For the moment there is something new under the Egyptian sun. What's new is that the fabled Arab Street, so long manipulated by ambitious demagogues, the way gangsters might run a bazaar or barrio, is still in flux, amorphous, leaderless. Instead of being directed by the politicians, The Street is directing them. It's a refreshing sight, but how long will it be till the anatomy of revolution begins to show its familiar lineaments?
Even now ambitious pols are rushing to the forefront of a revolution they neither started nor may be able to stop. The ever-mobile Mohammed ElBaradei, for slick example. Meanwhile, the fanatics lurk in the shadows, like Bolsheviks in 1917 or the Muslim Brotherhood now, waiting for their opportunity to strike.
As for the president of the United States -- can you remember a now distant time when that title was interchangeable with Leader of the Free World? -- he mainly hems and haws. He appears weak, hesitant and indecisive even about first principles -- as if he were afraid of freedom itself, America's very reason for being.
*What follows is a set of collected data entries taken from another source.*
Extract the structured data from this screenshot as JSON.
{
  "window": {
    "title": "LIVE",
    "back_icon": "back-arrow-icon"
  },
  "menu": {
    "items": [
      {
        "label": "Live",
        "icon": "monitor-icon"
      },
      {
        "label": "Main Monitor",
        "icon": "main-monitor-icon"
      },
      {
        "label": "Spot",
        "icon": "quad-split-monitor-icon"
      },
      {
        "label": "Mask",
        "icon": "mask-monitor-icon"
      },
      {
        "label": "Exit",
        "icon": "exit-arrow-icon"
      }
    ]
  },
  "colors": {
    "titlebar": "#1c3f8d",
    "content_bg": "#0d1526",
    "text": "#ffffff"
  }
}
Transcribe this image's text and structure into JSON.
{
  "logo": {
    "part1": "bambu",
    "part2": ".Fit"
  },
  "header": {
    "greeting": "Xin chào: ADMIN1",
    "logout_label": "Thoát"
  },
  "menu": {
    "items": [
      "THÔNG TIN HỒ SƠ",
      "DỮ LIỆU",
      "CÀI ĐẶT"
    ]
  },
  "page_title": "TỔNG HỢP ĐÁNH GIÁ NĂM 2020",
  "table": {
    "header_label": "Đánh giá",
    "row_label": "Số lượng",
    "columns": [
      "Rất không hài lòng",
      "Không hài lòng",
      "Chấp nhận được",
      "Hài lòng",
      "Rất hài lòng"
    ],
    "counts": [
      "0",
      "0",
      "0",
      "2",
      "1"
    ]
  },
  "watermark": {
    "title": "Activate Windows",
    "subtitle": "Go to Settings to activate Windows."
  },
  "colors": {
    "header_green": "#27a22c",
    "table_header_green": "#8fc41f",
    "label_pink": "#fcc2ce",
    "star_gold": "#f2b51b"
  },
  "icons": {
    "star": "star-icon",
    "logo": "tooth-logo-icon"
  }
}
As if he were waiting to see how things will turn out rather than trying to shape them.
He sounds less like a president than another essentially meaningless secretary of state, a Warren Christopher or Hillary Clinton. Where is the American spirit of old? Gone with Ronald Reagan? With old Scoop Jackson, that fearless Cold Warrior? Where the heck is Joe Lieberman, asleep?
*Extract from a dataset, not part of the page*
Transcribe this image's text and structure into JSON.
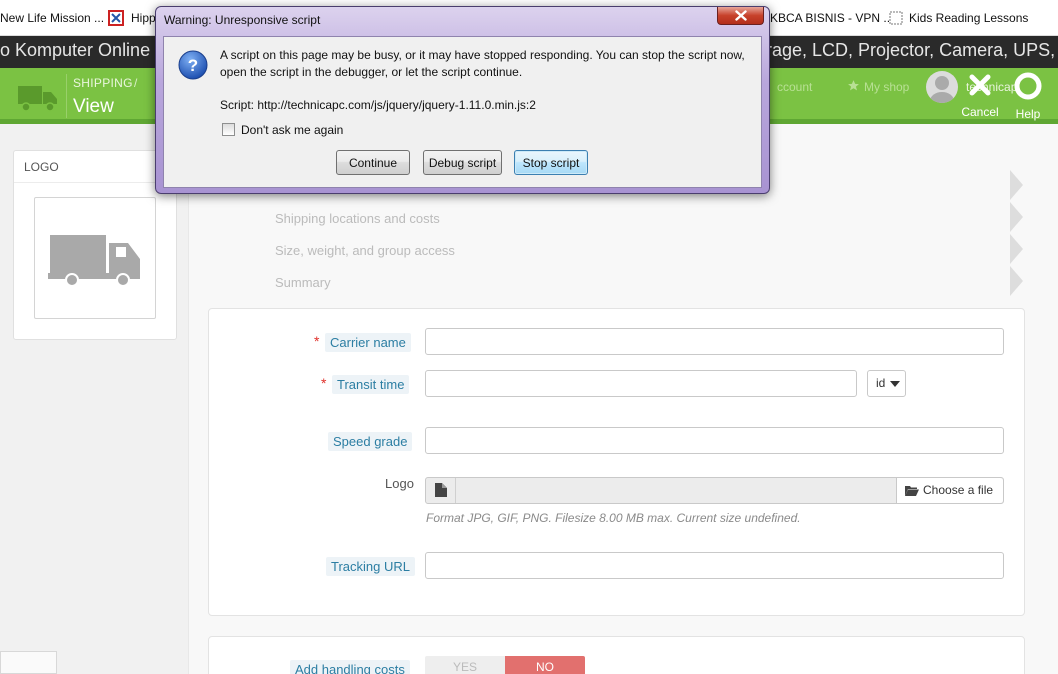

What then should the president have said instead of his timorous, ever-so-balanced, perfectly vapid remarks? What should he still say? For it is not too late yet. He need make only a few observations -- concise, direct, heartening and to the point:
--America is and always will be on the side of liberty in the world; it is our calling, and we will be true to it.
--Liberty, as represented by first our Declaration of Independence and then our Constitution, must be an ordered liberty if it is to prove durable. Disorder is the death of liberty, not its birth. If the crowds in Tahrir Square turn into a mob, Egypt will soon enough be sunk in another ruinous tyranny rather than launched on a hopeful new beginning, to use a Reaganesque phrase.
--In the end only Egyptians can free Egypt, and only if they don't fall for the old slogans of The Street and begin to blame all their troubles on some distant Satan or hidden conspiracy. The most hopeful thing about the anatomy of this developing revolution in Egypt is that its demands seem not ideological but reasonable, simple and modest rather than messianic or utopian. The only things Egyptians seem to be asking for is free elections, a free government, a free market, just a chance at a better life. Who says Egyptians are so different from us? May their better instincts yet win out -- and ours, too.
Ronald Reagan said it, as usual. Early in 1983. Addressing a convention of Evangelicals in Orlando, Florida, of all places, the very capital of all things B-movie-like, he struck the right note, not only for his time but ours: "I urge you to beware the temptation of pride -- the temptation of blithely declaring yourselves above it all, and label both sides equally at fault ... and thereby remove yourselves from the struggle between right and wrong and good and evil." The struggle goes on, and we dare not declare ourselves neutral. Not if we are to stay ourselves.